Genetic data have implications not only for the person being tested, but family members as well. For example, the risk of a first-degree relative also having a pathogenic variant in a gene for a dominant disorder may be as high as 50%. Carrier status for variants associated with a recessive disorder may be of no consequence to patients/consumers who no longer intend to have children, but may be critical to their younger relatives who are still of reproductive age. Regardless of inheritance pattern, a positive result in one individual will imply the likelihood of other family members being at risk. These possibilities should be conveyed to the patient or consumer with resources to help inform and guide testing of relatives as part of the education and consent process (see preanalytical step 2). Family dynamics may be negatively affected by ES/GS results; it may be difficult to discuss these findings and there is the possibility of revealing previously unknown nonpaternity or adoption status.57 Understanding and conveying the implications of a genetic diagnosis or test result for family members and the impact on family dynamics may present challenges for providers working under the nontraditional model and for the consumer in the consumer-directed model (see Table 4).
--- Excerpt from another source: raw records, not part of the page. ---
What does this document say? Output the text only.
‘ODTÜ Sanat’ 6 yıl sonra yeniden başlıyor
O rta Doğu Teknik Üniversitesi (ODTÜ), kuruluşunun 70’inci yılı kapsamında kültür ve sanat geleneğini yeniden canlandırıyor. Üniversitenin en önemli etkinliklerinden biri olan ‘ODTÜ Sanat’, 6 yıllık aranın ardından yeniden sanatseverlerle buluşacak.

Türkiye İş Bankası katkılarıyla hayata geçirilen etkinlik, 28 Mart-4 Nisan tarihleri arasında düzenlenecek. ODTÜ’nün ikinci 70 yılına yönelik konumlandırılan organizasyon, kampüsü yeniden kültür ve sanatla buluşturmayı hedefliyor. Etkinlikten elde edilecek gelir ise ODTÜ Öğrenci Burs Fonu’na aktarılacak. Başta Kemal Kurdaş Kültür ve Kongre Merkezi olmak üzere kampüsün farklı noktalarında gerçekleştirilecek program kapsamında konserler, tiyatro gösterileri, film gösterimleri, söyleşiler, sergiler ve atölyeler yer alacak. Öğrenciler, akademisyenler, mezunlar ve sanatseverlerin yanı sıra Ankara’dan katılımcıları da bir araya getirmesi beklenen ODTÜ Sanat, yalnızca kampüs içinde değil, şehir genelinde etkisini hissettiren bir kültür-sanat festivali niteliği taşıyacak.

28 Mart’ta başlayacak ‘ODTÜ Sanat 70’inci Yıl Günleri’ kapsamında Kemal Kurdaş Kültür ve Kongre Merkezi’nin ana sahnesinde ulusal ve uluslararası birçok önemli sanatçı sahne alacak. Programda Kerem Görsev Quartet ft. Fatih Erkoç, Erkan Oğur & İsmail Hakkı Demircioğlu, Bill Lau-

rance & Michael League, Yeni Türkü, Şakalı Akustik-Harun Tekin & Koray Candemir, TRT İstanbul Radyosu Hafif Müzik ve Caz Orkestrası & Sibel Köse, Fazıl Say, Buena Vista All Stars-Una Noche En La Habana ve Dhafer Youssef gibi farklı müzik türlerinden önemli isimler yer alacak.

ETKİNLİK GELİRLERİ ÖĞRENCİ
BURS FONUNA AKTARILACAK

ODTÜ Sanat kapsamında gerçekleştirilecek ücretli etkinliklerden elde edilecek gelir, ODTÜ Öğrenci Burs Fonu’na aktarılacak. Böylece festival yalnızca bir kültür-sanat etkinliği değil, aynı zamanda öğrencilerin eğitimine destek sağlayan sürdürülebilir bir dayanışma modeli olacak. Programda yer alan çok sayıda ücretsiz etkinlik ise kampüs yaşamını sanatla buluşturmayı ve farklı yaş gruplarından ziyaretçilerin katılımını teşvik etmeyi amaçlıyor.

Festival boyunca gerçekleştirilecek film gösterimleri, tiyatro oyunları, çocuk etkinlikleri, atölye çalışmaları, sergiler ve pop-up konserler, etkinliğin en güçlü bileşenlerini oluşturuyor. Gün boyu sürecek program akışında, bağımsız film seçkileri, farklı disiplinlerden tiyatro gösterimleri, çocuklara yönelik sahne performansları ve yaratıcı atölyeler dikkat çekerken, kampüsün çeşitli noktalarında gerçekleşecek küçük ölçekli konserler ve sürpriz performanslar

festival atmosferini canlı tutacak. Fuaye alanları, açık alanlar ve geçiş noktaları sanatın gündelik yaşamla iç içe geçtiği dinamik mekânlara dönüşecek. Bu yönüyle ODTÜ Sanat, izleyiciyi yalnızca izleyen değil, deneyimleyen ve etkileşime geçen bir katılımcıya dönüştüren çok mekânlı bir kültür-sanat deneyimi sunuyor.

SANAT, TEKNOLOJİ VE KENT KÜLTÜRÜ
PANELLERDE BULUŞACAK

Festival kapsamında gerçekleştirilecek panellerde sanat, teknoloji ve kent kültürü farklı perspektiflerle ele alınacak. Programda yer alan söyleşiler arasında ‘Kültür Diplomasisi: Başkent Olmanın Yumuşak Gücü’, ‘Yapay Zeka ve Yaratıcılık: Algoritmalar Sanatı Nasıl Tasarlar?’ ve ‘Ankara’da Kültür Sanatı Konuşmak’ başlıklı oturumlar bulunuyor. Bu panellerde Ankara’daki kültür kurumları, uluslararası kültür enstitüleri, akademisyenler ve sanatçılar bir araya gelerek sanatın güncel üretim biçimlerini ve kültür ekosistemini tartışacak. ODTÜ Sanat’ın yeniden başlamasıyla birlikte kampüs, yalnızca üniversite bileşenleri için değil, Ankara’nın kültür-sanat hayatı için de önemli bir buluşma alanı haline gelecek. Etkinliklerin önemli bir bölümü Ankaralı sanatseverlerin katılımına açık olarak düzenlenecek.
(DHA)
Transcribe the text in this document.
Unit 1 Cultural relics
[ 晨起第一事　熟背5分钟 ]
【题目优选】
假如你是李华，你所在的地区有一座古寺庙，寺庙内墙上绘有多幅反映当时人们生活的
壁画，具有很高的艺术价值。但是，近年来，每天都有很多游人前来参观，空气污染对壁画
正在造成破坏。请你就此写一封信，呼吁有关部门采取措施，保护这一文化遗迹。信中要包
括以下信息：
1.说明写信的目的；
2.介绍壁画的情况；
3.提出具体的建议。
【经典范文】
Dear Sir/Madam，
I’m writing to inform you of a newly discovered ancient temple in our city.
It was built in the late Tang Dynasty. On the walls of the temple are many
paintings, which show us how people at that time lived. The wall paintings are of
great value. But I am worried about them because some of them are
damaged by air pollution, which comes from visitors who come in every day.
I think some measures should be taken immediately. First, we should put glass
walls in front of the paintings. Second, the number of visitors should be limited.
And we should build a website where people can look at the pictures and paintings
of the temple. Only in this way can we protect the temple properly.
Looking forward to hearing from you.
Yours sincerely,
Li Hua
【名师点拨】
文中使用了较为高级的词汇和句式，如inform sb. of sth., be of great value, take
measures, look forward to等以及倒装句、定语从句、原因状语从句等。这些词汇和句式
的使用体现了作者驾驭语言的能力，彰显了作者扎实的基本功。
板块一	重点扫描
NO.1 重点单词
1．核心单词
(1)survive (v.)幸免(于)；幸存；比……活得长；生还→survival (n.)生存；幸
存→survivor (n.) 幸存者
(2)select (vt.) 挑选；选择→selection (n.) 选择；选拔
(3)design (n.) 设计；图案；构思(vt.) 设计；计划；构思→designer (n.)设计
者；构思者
Patients/consumers must be informed of who in their family may be at risk, how to inform them of this risk (e.g., providing a sample letter they can send to relatives), and how relatives can access testing should they so desire. Models to address this challenging issue have been suggested.12,58 Importantly, regulations and laws pertaining to sharing protected health information with family members under the consumer-directed model need to be developed, as those that currently exist are designed for patients receiving care from a clinical entity and are a barrier to sharing information.


Even though the application of ES/GS screening tests for apparently healthy individuals is in its infancy, the public’s interest in obtaining their own genomic information is likely to increase along with demands on health-care providers to assist patients in accessing testing, interpreting results, and using results in medical care. Much remains to be learned about the clinical utility from genomic sequencing in a healthy population. There will likely be well-documented pathogenic or likely pathogenic variants in genes with valid disease associations for which screening an asymptomatic patient may be beneficial. However, there will be many instances where the gene–disease associations are not understood outside of the context of a personal or family history. With existing gaps in evidence regarding the positive predictive value of ES/GS screening test results, recommendations from practice guidelines may not be applicable. As effective strategies for implementation throughout the genetic testing process are developed, there will likely be an increase in ES/GS screening tests pursued via the nontraditional and consumer-directed genetic health-care models. A patient/consumer may enter the testing process through one model, then access services through another model. For example, consumers and patients with ES/GS screening results received under the nontraditional or consumer-directed models will still need the expertise of genetics providers for interpretation of complex results or management of rare genetic disorders, while more common genetic concerns could be addressed by nongenetics health-care providers supported by implementation strategies that effectively guide appropriate care.